The asteroid passed far closer even than the geosynchronous satellites that orbit the Earth, but there was no risk of impacts or collisions.
Its closest approach was at 19:25 GMT.
For regions in darkness, it should remain visible until about midnight through good binoculars or a telescope.
The asteroid’s arrival was preceded by a damaging meteor event in Russia on Friday – but indications from the meteor’s path suggest that the two events are entirely unrelated – just a “cosmic coincidence”, as Alan Fitzsimmons of Queens University Belfast said.
Asteroid 2012 DA14 orbits the Sun in 368 days – a period similar to Earth’s year – but it does not orbit in the same plane as the Earth.

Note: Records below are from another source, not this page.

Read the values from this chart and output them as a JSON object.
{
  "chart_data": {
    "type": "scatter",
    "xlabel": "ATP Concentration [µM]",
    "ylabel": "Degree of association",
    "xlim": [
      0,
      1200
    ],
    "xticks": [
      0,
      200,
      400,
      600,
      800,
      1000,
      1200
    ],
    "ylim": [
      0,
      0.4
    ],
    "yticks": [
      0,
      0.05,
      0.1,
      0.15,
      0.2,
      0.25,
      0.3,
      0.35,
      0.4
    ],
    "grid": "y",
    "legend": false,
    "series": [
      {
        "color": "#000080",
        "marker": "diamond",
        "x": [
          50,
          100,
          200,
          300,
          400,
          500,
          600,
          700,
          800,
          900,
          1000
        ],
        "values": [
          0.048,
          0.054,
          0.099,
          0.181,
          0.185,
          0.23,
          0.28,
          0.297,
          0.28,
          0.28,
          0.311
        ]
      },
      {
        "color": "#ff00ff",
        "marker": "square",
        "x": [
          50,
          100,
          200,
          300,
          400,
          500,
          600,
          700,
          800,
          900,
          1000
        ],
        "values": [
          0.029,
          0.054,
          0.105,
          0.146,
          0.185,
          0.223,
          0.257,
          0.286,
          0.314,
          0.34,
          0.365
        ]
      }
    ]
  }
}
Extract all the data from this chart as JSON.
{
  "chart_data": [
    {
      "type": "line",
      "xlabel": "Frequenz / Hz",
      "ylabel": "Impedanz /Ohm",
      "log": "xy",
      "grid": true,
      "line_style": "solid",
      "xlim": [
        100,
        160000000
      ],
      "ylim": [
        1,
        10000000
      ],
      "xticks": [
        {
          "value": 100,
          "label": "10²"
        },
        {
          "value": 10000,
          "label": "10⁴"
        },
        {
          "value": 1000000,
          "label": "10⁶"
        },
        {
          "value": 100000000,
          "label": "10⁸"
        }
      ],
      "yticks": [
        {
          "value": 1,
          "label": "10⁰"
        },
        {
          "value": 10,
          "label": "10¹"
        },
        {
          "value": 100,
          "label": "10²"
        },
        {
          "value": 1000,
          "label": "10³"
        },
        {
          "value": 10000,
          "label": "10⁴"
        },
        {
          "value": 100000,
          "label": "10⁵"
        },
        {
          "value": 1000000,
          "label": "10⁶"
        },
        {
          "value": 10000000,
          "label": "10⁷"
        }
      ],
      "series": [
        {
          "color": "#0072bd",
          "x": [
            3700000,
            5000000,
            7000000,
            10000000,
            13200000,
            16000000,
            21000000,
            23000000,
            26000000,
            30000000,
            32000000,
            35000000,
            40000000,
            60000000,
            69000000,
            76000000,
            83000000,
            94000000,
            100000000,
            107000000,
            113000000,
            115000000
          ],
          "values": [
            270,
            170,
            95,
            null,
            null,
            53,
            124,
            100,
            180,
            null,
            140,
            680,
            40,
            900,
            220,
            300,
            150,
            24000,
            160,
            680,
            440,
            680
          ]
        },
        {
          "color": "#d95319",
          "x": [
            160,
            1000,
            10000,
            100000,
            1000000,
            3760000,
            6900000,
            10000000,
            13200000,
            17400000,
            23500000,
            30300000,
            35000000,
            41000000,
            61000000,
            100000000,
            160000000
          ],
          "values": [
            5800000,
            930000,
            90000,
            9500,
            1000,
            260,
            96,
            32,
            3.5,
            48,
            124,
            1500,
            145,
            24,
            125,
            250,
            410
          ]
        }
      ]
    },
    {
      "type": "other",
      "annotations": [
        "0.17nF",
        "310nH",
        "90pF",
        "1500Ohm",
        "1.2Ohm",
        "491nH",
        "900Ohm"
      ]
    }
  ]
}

As it passes – at 17,450 mi/hr – it will come from “under” the Earth and return back toward the Sun from “above”.
The asteroid passed directly over the eastern Indian Ocean, making for the best viewing in Eastern Europe, Asia and Australia.
But keen viewers everywhere used several live streams of the event on the internet, including a feed from the Jet Propulsion Laboratory at NASA.
2012 DA14 was first spotted in February 2012 by astronomers at the La Sagra Sky Survey in Spain – once a fairly small-scale, amateur effort to discover and track asteroids that has in recent years become a significant contributor to our knowledge of these “near-Earth objects”.